While an SPD supervisor was telling demonstrators not to cross the barricade in the vicinity of the East Precinct, the complainant was the only demonstrator who crossed it at the time. Officers arrested her as a result of the barricade crossing, and BWV showed lack of any other force during the arrest.
The complainant claimed that she was being arrested because of her Chinook heritage while also saying she identified as white. She also asked why her Native American rights were being abused, claiming that the officer arresting her was making a biased policing claim.

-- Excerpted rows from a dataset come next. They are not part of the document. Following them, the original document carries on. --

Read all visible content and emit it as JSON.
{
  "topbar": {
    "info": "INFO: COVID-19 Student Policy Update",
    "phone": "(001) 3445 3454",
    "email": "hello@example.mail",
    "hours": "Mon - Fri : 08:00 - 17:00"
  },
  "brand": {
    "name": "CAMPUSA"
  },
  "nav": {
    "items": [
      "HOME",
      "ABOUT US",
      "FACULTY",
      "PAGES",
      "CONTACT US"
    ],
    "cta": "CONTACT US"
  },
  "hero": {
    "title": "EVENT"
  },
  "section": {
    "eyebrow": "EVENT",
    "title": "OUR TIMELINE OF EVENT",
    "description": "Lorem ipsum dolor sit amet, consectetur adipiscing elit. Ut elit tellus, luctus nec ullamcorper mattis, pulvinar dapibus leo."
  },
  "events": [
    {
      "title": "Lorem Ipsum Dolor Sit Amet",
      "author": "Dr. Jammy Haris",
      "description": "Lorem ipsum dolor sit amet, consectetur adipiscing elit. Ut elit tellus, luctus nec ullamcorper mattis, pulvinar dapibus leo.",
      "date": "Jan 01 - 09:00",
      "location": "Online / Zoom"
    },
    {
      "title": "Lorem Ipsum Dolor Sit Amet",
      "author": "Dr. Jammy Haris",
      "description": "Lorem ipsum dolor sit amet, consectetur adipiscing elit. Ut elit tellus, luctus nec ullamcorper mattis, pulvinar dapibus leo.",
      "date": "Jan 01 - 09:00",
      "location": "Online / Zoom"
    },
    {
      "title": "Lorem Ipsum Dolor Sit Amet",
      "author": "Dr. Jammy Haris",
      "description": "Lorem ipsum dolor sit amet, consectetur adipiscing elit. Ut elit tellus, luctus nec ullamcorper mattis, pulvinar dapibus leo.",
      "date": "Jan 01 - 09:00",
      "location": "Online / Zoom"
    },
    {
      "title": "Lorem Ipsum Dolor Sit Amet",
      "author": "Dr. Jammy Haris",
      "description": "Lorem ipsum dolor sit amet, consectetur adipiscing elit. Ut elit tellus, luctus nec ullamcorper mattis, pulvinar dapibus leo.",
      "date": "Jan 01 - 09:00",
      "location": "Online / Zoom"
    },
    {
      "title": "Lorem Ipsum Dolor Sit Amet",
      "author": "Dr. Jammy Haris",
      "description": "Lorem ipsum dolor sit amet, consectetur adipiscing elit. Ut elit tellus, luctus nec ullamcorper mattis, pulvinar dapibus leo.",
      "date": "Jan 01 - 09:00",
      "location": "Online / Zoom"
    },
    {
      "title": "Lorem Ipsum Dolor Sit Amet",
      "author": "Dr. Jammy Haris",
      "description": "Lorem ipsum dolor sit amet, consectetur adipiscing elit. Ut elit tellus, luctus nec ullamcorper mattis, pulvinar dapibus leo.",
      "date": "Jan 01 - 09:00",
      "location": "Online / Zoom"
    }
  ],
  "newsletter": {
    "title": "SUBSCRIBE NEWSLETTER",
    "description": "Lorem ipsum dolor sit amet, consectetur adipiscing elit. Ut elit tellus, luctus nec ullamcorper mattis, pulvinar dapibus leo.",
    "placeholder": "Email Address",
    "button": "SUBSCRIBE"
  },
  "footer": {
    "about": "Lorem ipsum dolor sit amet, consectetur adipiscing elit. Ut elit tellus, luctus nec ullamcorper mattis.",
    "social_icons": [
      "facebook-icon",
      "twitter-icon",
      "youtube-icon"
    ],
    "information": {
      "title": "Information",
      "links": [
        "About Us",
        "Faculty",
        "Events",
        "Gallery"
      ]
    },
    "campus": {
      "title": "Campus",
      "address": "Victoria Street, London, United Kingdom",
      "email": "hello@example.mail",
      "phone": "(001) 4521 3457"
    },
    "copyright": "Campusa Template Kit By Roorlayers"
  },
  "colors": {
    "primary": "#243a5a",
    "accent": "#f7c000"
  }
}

The complainant was transported to King County Jail via American Medical Response (AMR) after she refused to be transported in a marked SPD van, and due to “concerns about her mental health.” The complainant repeatedly discussed that “officers were harvesting the organs of arrestees” and thought they would do the same to her.
The OPA concluded that the officers had probable cause to arrest the complainant based on her crossing the barricade, not due to her Chinook heritage. Based on the BWV, the complainant’s Miranda Warnings were also read in full to her.
In regards to her transportation via AMR, the OPA stated that the officers were consistent with training and policy dealing with uncooperative detainees who may be in a mental health crisis.
In the last unsustained case, the complainants alleged that one officer abused his discretion by instructing a patrol vehicle to drive behind protesters, including one who was kneeling. The second complainant also alleged that a second officer used excessive force.
The first complainant claimed that he saw an officer waving a patrol vehicle behind two protesters near a barricade, striking them while it drove slowly. He ran into the female protester later on, where she confirmed that she was hit by the patrol vehicle.
The second complainant said that a female officer approached her from the back and pushed her with both hands to the ground. The complainant also saw that a kneeling male was “violently” moved and picked up by his arms and legs. His possessions (water bottle, food, jacket, and bandana) were claimed to have been run over.
Based on a review of the In-Car Video (ICV), it was confirmed that the patrol car did not hit any demonstrators. There was also no indication of an officer described by the first complainant waving the patrol vehicle towards the kneeling male, nor was it conclusive that the kneeling male’s possessions were run over.
The ICV also showed that the second complainant lost her balance and fell to the ground after tripping over the kneeling male’s foot. The kneeling male, seen from the video footage, is seen with his foot outstretched at this time.
The OPA concluded that due to the video evidence from the BWV and the ICV, no excessive force was used in regards to the patrol vehicle hitting demonstrators or towards the second complainant.
The OPA also noted that the first officer did not affirmatively wave the patrol vehicle through the specific location, but rather the patrol vehicle turned the corner and pulled up directly behind the kneeling male. The patrol vehicle was said to have been situated in that location based on how it originally turned.
The OPA did indicate that one of the officers said, “he’s lucky he’s not going to fucking jail” from BWV. The officer, however, did not direct this towards the kneeling male, nor was the comment in the presence of community members. The OPA referred this to the chain of command for counseling and retraining.
Seattle’s OPA is now updating its website dashboard in order to show progress involving demonstration-related complaint investigations every three weeks.